CS2 Skin Custody and Settlement

Learn how CSfi uses custody-backed options, including covered calls (skin delivery) and covered puts (receipt + USDC collateral), and what users should know before trading.

Why custody is required

Custody-backed options need a verified path to settlement. Covered calls require the underlying skin in custody for reliable physical delivery if exercised. Covered puts require a registered skin receipt and USDC collateral equal to the strike for cash settlement.

CSfi surfaces custody and collateral requirements before conversion flows so participants understand when an asset or receipt is encumbered and when it can be withdrawn.

Steam linking role

Steam linking helps map eligible inventory for covered-call delivery and register skin receipts for covered-put collateral. Linking is read-oriented until a user explicitly starts a custody deposit, receipt registration, or settlement workflow.

Users should review Privacy, Security, Risks, and Terms before linking accounts or depositing inventory.

Lifecycle overview

A custody-backed lifecycle depends on the option type. For covered calls it includes inventory verification, deposit, lock, quote creation, exercise or expiry, settlement, and withdrawal when the skin is unencumbered. For covered puts it includes receipt registration, USDC collateral posting, quote creation, exercise or expiry, cash settlement, and collateral release.

Beta controls may limit eligible assets, supported markets, and available flows.

Covered-call deposit, lock, settlement, and withdrawal flow

Before a skin can back a covered call, CSfi verifies the inventory item, records the deposit intent, waits for transfer evidence, and only treats the asset as usable after finality and registration checks pass.

When a covered call is open, the underlying skin is locked or otherwise encumbered. Exercise, expiry, settlement, release, and withdrawal are separate lifecycle steps, and each step can be delayed by Steam, chain, or beta operating controls.

Covered-put receipt, collateral, settlement, and release flow

For covered puts, the writer owns or controls a registered skin receipt, posts USDC collateral equal to the strike, and co-signs the canonical prepared transaction before broadcast.

The put buyer does not deliver the underlying skin and receives a cash payout when the option is in the money. On exercise, the writer's collateral pays the payout; after expiry settlement, reclaim, or release, remaining collateral returns to the writer.

Custody and collateral limitations

Custody and collateral reduce settlement risk but do not eliminate price, liquidity, platform, blockchain, operational, or Steam policy risk.

CSfi does not guarantee uninterrupted withdrawals, instant settlement, universal asset support, or that every custody-ready item will have live quote availability. Covered-put collateral is denominated in USDC and tied to a registered skin receipt.

FAQ

Can I withdraw while a call or put is active?

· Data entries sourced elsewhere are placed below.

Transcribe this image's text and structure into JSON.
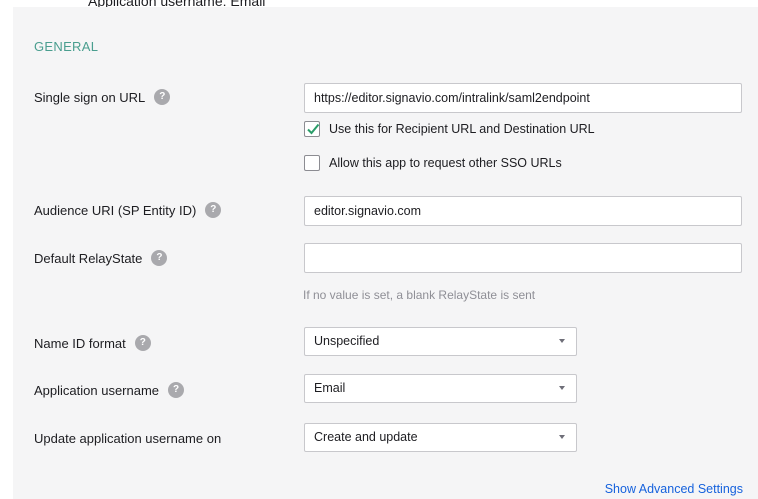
{
  "caption": "Application username: Email",
  "section": {
    "title": "GENERAL"
  },
  "fields": {
    "sso_url": {
      "label": "Single sign on URL",
      "value": "https://editor.signavio.com/intralink/saml2endpoint"
    },
    "recipient_checkbox": {
      "label": "Use this for Recipient URL and Destination URL",
      "checked": true
    },
    "other_sso_checkbox": {
      "label": "Allow this app to request other SSO URLs",
      "checked": false
    },
    "audience_uri": {
      "label": "Audience URI (SP Entity ID)",
      "value": "editor.signavio.com"
    },
    "relay_state": {
      "label": "Default RelayState",
      "value": "",
      "hint": "If no value is set, a blank RelayState is sent"
    },
    "name_id_format": {
      "label": "Name ID format",
      "selected": "Unspecified"
    },
    "app_username": {
      "label": "Application username",
      "selected": "Email"
    },
    "update_username_on": {
      "label": "Update application username on",
      "selected": "Create and update"
    }
  },
  "help_glyph": "?",
  "links": {
    "advanced": "Show Advanced Settings"
  },
  "colors": {
    "section_title": "#4a9e8f",
    "checkmark": "#2a9d69",
    "link": "#1662dd",
    "help_icon": "#a9a9ad"
  }
}
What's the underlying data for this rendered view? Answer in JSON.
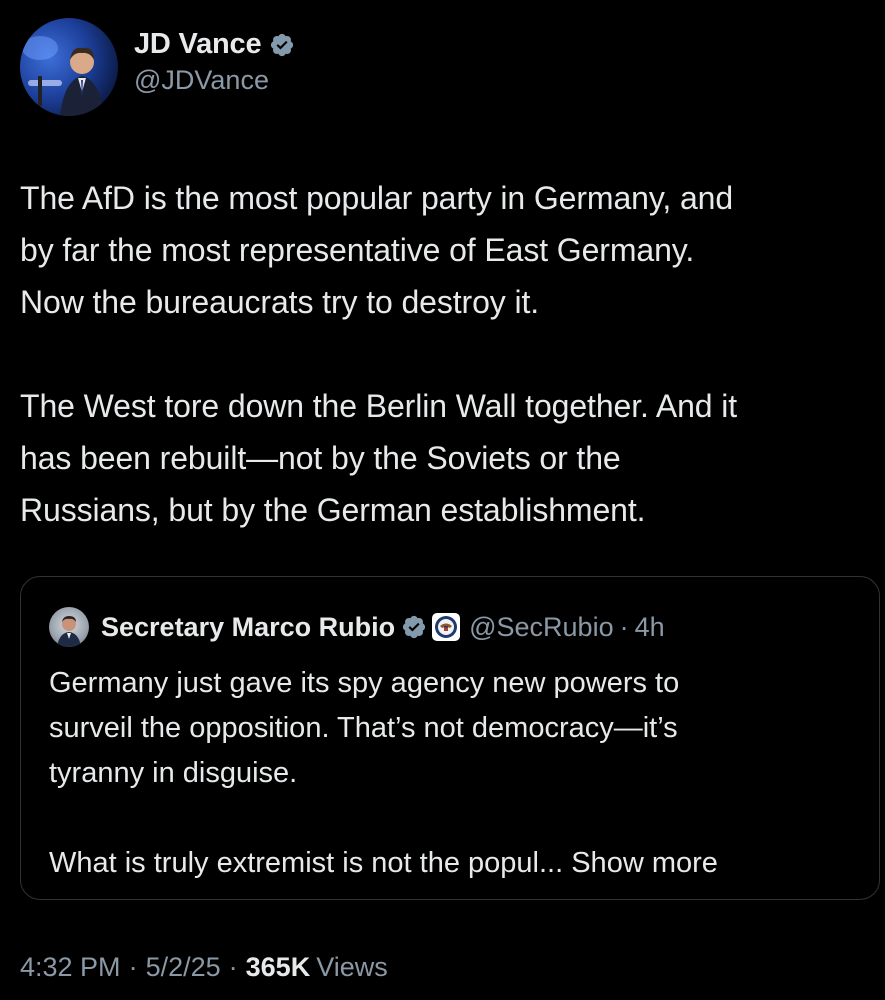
{
  "post": {
    "author": {
      "display_name": "JD Vance",
      "handle": "@JDVance",
      "avatar_icon": "profile-photo-speaker-at-podium",
      "verified_icon": "verified-badge-icon"
    },
    "paragraphs": [
      "The AfD is the most popular party in Germany, and\nby far the most representative of East Germany.\nNow the bureaucrats try to destroy it.",
      "The West tore down the Berlin Wall together. And it\nhas been rebuilt—not by the Soviets or the\nRussians, but by the German establishment."
    ],
    "time": "4:32 PM",
    "date": "5/2/25",
    "separator": "·",
    "views_count": "365K",
    "views_label": "Views"
  },
  "quoted": {
    "display_name": "Secretary Marco Rubio",
    "handle": "@SecRubio",
    "separator": "·",
    "time_ago": "4h",
    "verified_icon": "verified-badge-icon",
    "affiliate_icon": "state-department-seal-icon",
    "paragraphs": [
      "Germany just gave its spy agency new powers to\nsurveil the opposition.  That’s not democracy—it’s\ntyranny in disguise."
    ],
    "truncated_text": "What is truly extremist is not the popul...",
    "show_more_label": "Show more"
  },
  "colors": {
    "background": "#000000",
    "primary_text": "#e7e9ea",
    "secondary_text": "#8b98a5",
    "border": "#2f3336",
    "verified_blue": "#1d9bf0",
    "verified_gray": "#829aab"
  }
}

Only unencumbered assets and collateral can be withdrawn. Active covered-call obligations may restrict skin withdrawal, and active covered-put obligations lock posted USDC collateral until exercise, expiry settlement, reclaim, or release.

Does Steam linking itself custody my skin?

No. Custody begins only when you explicitly initiate a deposit or settlement workflow.

What does inventory verification check?

Verification maps a Steam inventory item to a supported market and checks whether it appears eligible for the current beta flow. It is not a guarantee that a quote will be available.

What happens if settlement cannot complete immediately?

The lifecycle can remain pending, require retry or operator review, or resolve according to the product controls and terms for the affected beta flow.

Can every CS2 skin be deposited?

No. Eligibility depends on catalog support, policy controls, custody status, market availability, and beta limits.

How is a covered put different from a covered call?

A covered call uses skin custody with physical delivery. A covered put uses a registered skin receipt and USDC collateral equal to the strike, with cash settlement. The writer owns or controls the receipt and posts USDC; the buyer never delivers skin and receives cash when in the money.